Harryhausen’s Kraken, he told Max, was Amy’s favorite monster. Its master and keeper Poseidon released it on Zeus’s command—to destroy cities, to receive virgin sacrifices, and scare the shit out of Athenians—and when its work was done, it dove back to its home in the depths. Even when it was killed, when the head of Medusa turned its mighty bulk to stone, it crumbled to pieces and sank to the bottom of the sea, to rest in pieces, undisturbed.

He didn’t mention that Amy, when she needed to hide, ran to the precise strip of sea they were approaching, or that Amy had spent the time between the first and second ages of her too-short life by that sea with the same woman who had so recently helped Arthur live through a similar half-life. None of that seemed important to tell Max, who was only too happy to head toward the ocean of Arthur’s choosing once Arthur told him half of why. They drove across northeastern Pennsylvania into New Jersey, the land flat and grassy, low and watery, as they approached the shore.

They entered the town limits of Ocean City at one in the morning.

The streets, off-season, were dark and deserted. Max drove in the general direction of the water, following signs for overflow parking lots, weaving down the narrower roads behind the boardwalk, looking for an empty curb. He parked illegally thirty feet from a boardwalk ramp. Ray Harryhausen, out of his carrier in the backseat, lifted his head at the sound of the cut engine, sighed deeply, curled himself into the world’s largest cinnamon roll, and fell back asleep.

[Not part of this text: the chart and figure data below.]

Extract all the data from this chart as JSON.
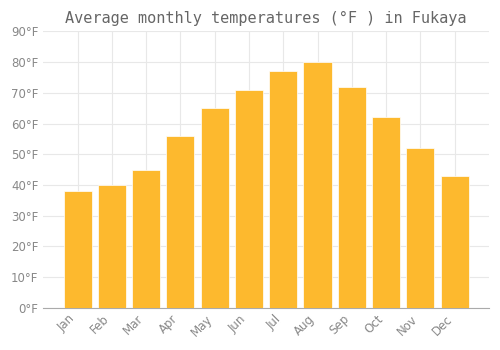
{
  "title": "Average monthly temperatures (°F ) in Fukaya",
  "months": [
    "Jan",
    "Feb",
    "Mar",
    "Apr",
    "May",
    "Jun",
    "Jul",
    "Aug",
    "Sep",
    "Oct",
    "Nov",
    "Dec"
  ],
  "values": [
    38,
    40,
    45,
    56,
    65,
    71,
    77,
    80,
    72,
    62,
    52,
    43
  ],
  "bar_color_top": "#FDB92E",
  "bar_color_bottom": "#F5A600",
  "background_color": "#FFFFFF",
  "grid_color": "#E8E8E8",
  "text_color": "#888888",
  "ylim": [
    0,
    90
  ],
  "yticks": [
    0,
    10,
    20,
    30,
    40,
    50,
    60,
    70,
    80,
    90
  ],
  "title_fontsize": 11,
  "tick_fontsize": 8.5,
  "bar_width": 0.82
}
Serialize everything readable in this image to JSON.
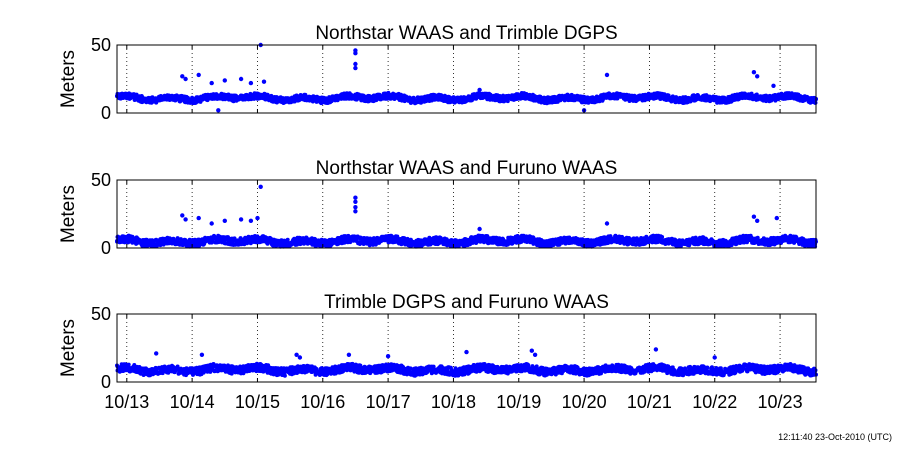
{
  "footer_timestamp": "12:11:40 23-Oct-2010 (UTC)",
  "chart_data": [
    {
      "type": "scatter",
      "title": "Northstar WAAS and Trimble DGPS",
      "ylabel": "Meters",
      "ylim": [
        0,
        50
      ],
      "yticks": [
        "0",
        "50"
      ],
      "grid": "vertical dotted at day boundaries",
      "marker_color": "#0000ff",
      "baseline": 11,
      "noise": 2.2,
      "spikes": [
        {
          "x": 13.85,
          "y": 27
        },
        {
          "x": 13.9,
          "y": 25
        },
        {
          "x": 14.1,
          "y": 28
        },
        {
          "x": 14.3,
          "y": 22
        },
        {
          "x": 14.5,
          "y": 24
        },
        {
          "x": 14.75,
          "y": 25
        },
        {
          "x": 14.9,
          "y": 22
        },
        {
          "x": 15.05,
          "y": 50
        },
        {
          "x": 15.1,
          "y": 23
        },
        {
          "x": 16.5,
          "y": 46
        },
        {
          "x": 16.5,
          "y": 44
        },
        {
          "x": 16.5,
          "y": 36
        },
        {
          "x": 16.5,
          "y": 33
        },
        {
          "x": 18.4,
          "y": 17
        },
        {
          "x": 20.35,
          "y": 28
        },
        {
          "x": 22.6,
          "y": 30
        },
        {
          "x": 22.65,
          "y": 27
        },
        {
          "x": 22.9,
          "y": 20
        },
        {
          "x": 14.4,
          "y": 2
        },
        {
          "x": 20.0,
          "y": 2
        }
      ]
    },
    {
      "type": "scatter",
      "title": "Northstar WAAS and Furuno WAAS",
      "ylabel": "Meters",
      "ylim": [
        0,
        50
      ],
      "yticks": [
        "0",
        "50"
      ],
      "grid": "vertical dotted at day boundaries",
      "marker_color": "#0000ff",
      "baseline": 5,
      "noise": 2.6,
      "spikes": [
        {
          "x": 13.85,
          "y": 24
        },
        {
          "x": 13.9,
          "y": 21
        },
        {
          "x": 14.1,
          "y": 22
        },
        {
          "x": 14.3,
          "y": 18
        },
        {
          "x": 14.5,
          "y": 20
        },
        {
          "x": 14.75,
          "y": 21
        },
        {
          "x": 14.9,
          "y": 20
        },
        {
          "x": 15.05,
          "y": 45
        },
        {
          "x": 15.0,
          "y": 22
        },
        {
          "x": 16.5,
          "y": 37
        },
        {
          "x": 16.5,
          "y": 34
        },
        {
          "x": 16.5,
          "y": 30
        },
        {
          "x": 16.5,
          "y": 27
        },
        {
          "x": 18.4,
          "y": 14
        },
        {
          "x": 20.35,
          "y": 18
        },
        {
          "x": 22.6,
          "y": 23
        },
        {
          "x": 22.65,
          "y": 20
        },
        {
          "x": 22.95,
          "y": 22
        }
      ]
    },
    {
      "type": "scatter",
      "title": "Trimble DGPS and Furuno WAAS",
      "ylabel": "Meters",
      "ylim": [
        0,
        50
      ],
      "yticks": [
        "0",
        "50"
      ],
      "grid": "vertical dotted at day boundaries",
      "marker_color": "#0000ff",
      "baseline": 9,
      "noise": 2.8,
      "spikes": [
        {
          "x": 13.45,
          "y": 21
        },
        {
          "x": 14.15,
          "y": 20
        },
        {
          "x": 15.6,
          "y": 20
        },
        {
          "x": 15.65,
          "y": 18
        },
        {
          "x": 16.4,
          "y": 20
        },
        {
          "x": 17.0,
          "y": 19
        },
        {
          "x": 18.2,
          "y": 22
        },
        {
          "x": 19.2,
          "y": 23
        },
        {
          "x": 19.25,
          "y": 20
        },
        {
          "x": 21.1,
          "y": 24
        },
        {
          "x": 22.0,
          "y": 18
        }
      ]
    }
  ],
  "x_axis": {
    "range": [
      12.85,
      23.55
    ],
    "ticks": [
      {
        "x": 13,
        "label": "10/13"
      },
      {
        "x": 14,
        "label": "10/14"
      },
      {
        "x": 15,
        "label": "10/15"
      },
      {
        "x": 16,
        "label": "10/16"
      },
      {
        "x": 17,
        "label": "10/17"
      },
      {
        "x": 18,
        "label": "10/18"
      },
      {
        "x": 19,
        "label": "10/19"
      },
      {
        "x": 20,
        "label": "10/20"
      },
      {
        "x": 21,
        "label": "10/21"
      },
      {
        "x": 22,
        "label": "10/22"
      },
      {
        "x": 23,
        "label": "10/23"
      }
    ]
  }
}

Arthur had been to plenty of New England beaches, but Jersey beaches were different, which he knew as soon as he opened his door. They
smelled
different: saltier, warmer, even for October. Wind ruffled his hair and he started walking, clutching the parcel of Amy to his tender chest, and then he began to run up the wide wooden ramp, old
boards creaking beneath his pounding feet, and it was there, it was all there at the top: to the right and to the left, as far as he could see in the darkness, were the pizza stands and the junk shops, boarded for the night or the season, he couldn’t tell, that Mona had brought to life for him. This was the place where Amy and Mona had been children, where they had discovered choice and possibility, had tasted freedom and the rest of their lives. There were streetlamps the length of the boardwalk but they were weak fireflies compared to the moon, enormous, full but for one flattened edge, closer than Arthur had ever seen it, so large and bright it momentarily cowed him. He was pinned by its light, stunned and immobilized by the enormity of time, of everything that had come before his tiny speck of a life and everything that would come after. And then he heard it—the ocean—turning over, moving, breathing, and he freed himself from the moon’s thrall and remembered why he had come.